The Anglican Diocese officially signed over ownership to the Kīngitanga yesterday, after forgetting they had it for 90 years.
Members of the Kīngitanga travelled north from Ngāruawāhia and joined representatives from the Anglican Diocese of Auckland and Te Pihopatanga o Te Tai Tokerau in the cathedral.
Pōtatau Te Wherowhero was the first Māori King, crowned in 1858.
The current King, Kīngi Tūheitia's son, Te Ariki Tamaroa Whatumoana, received the taonga on behalf of the Kīngitanga .
"Symbols of his prestigious office were created as the Kīngitanga grew and became the illustrious institution it is today. The Pōtatau flag was one of those symbols; designed to reflect the mana and tapu of this sacred office," he told those gathered at the church.
The origin of the flag is unclear, it may have been made as a kind of funeral pall at the time of Pōtatau's death.
In 1929, it surfaced in England. It appears to have been taken there in 1865 by a member of the clergy who had served in Aotearoa. It was then returned to Aotearoa.
Ross Bay, the Anglican Bishop of Auckland, said it is time for the taonga to finally return home.
"We have unknowingly had care for this taonga for 90 years, hidden away in the basement of the Auckland Museum and rediscovering it around the anniversary of the Kīngitanga movement. The opportunity has arisen for us to ensure that it is returned to its proper home, which is Turangawaewae Ngāruawāhia to the Kīngitanga .

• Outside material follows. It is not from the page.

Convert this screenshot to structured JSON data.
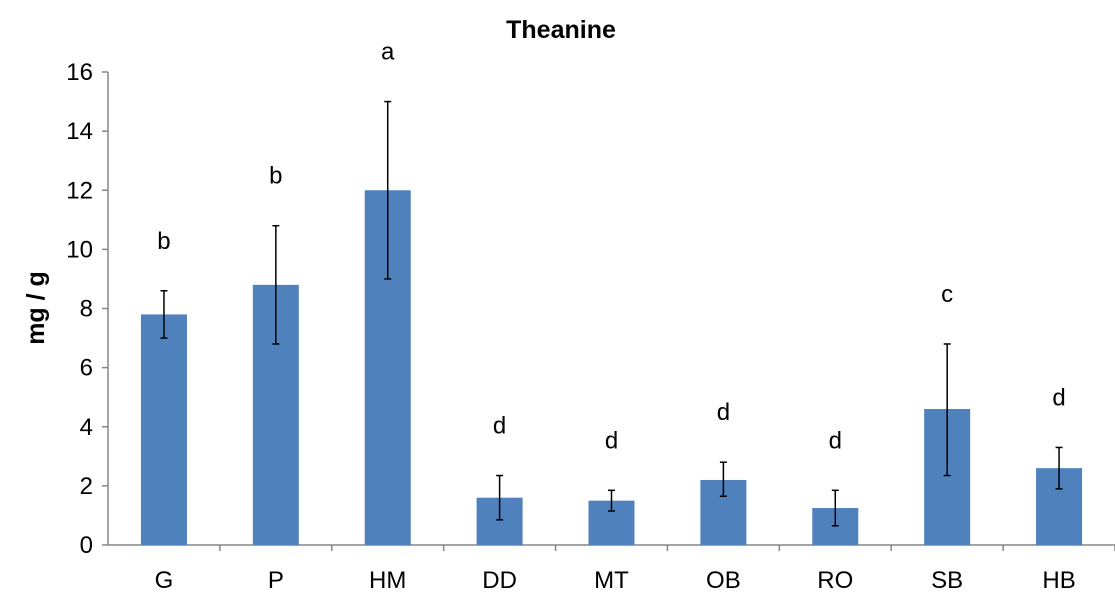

"So it's a very historic moment and the oldest artefact that the Kīngitanga will hold and belongs to the very first King Pōtatau Te Wherowhero. So it seems important for us that it is back in its home."
The Bishop said the timing of the return is providential - it's a week before the Koroneihana celebrations and almost 90 years to the day since it was placed with the Auckland Museum for safe keeping.

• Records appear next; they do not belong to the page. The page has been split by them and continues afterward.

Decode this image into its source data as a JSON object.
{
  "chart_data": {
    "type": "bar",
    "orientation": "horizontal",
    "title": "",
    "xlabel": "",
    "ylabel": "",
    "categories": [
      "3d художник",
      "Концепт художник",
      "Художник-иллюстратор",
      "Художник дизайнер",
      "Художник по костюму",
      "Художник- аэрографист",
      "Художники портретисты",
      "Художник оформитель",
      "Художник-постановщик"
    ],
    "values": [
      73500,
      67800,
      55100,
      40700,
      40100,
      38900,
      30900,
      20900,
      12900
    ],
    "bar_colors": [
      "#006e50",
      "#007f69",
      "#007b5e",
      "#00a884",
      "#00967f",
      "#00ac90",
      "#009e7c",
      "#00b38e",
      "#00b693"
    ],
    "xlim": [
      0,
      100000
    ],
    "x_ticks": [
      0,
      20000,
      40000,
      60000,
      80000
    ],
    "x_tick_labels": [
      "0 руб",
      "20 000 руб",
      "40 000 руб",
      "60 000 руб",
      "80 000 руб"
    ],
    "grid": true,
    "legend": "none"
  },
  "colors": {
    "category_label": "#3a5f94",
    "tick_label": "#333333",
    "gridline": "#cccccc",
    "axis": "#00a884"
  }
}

Waikato-Tainui's Barbara Moke described the flag's return to the Kīngitanga as a "self-repatriation".
"I work with a lot of taonga Māori and you know they have their own way of putting their heads above, saying oi it's me, it must be time for it to go home. And I think that's the significance - to hokinga mai," she said.
Bishop Bay first saw the flag when it was displayed as part of an exhibition on the Kīngitanga held at Auckland Museum.
"I hadn't realised quite what an impressive size it is. For those who haven't seen it it's an enormous artefact. It's spectacular to see."
Museum curators spent 450 hours restoring the flag for the exhibition.
Barbara Moke said the Kīngitanga now needed to work out what to do with the taonga.
"I mean a flag this size, in a practical sense will be really difficult to fly but I would think that the first thing that needs to be done is to find it a safe house - and there are plenty of safe houses down in Waikato. And then the next thing will be how do we bring this taonga out, and how do we show this taonga to the people - it's come home for a reason."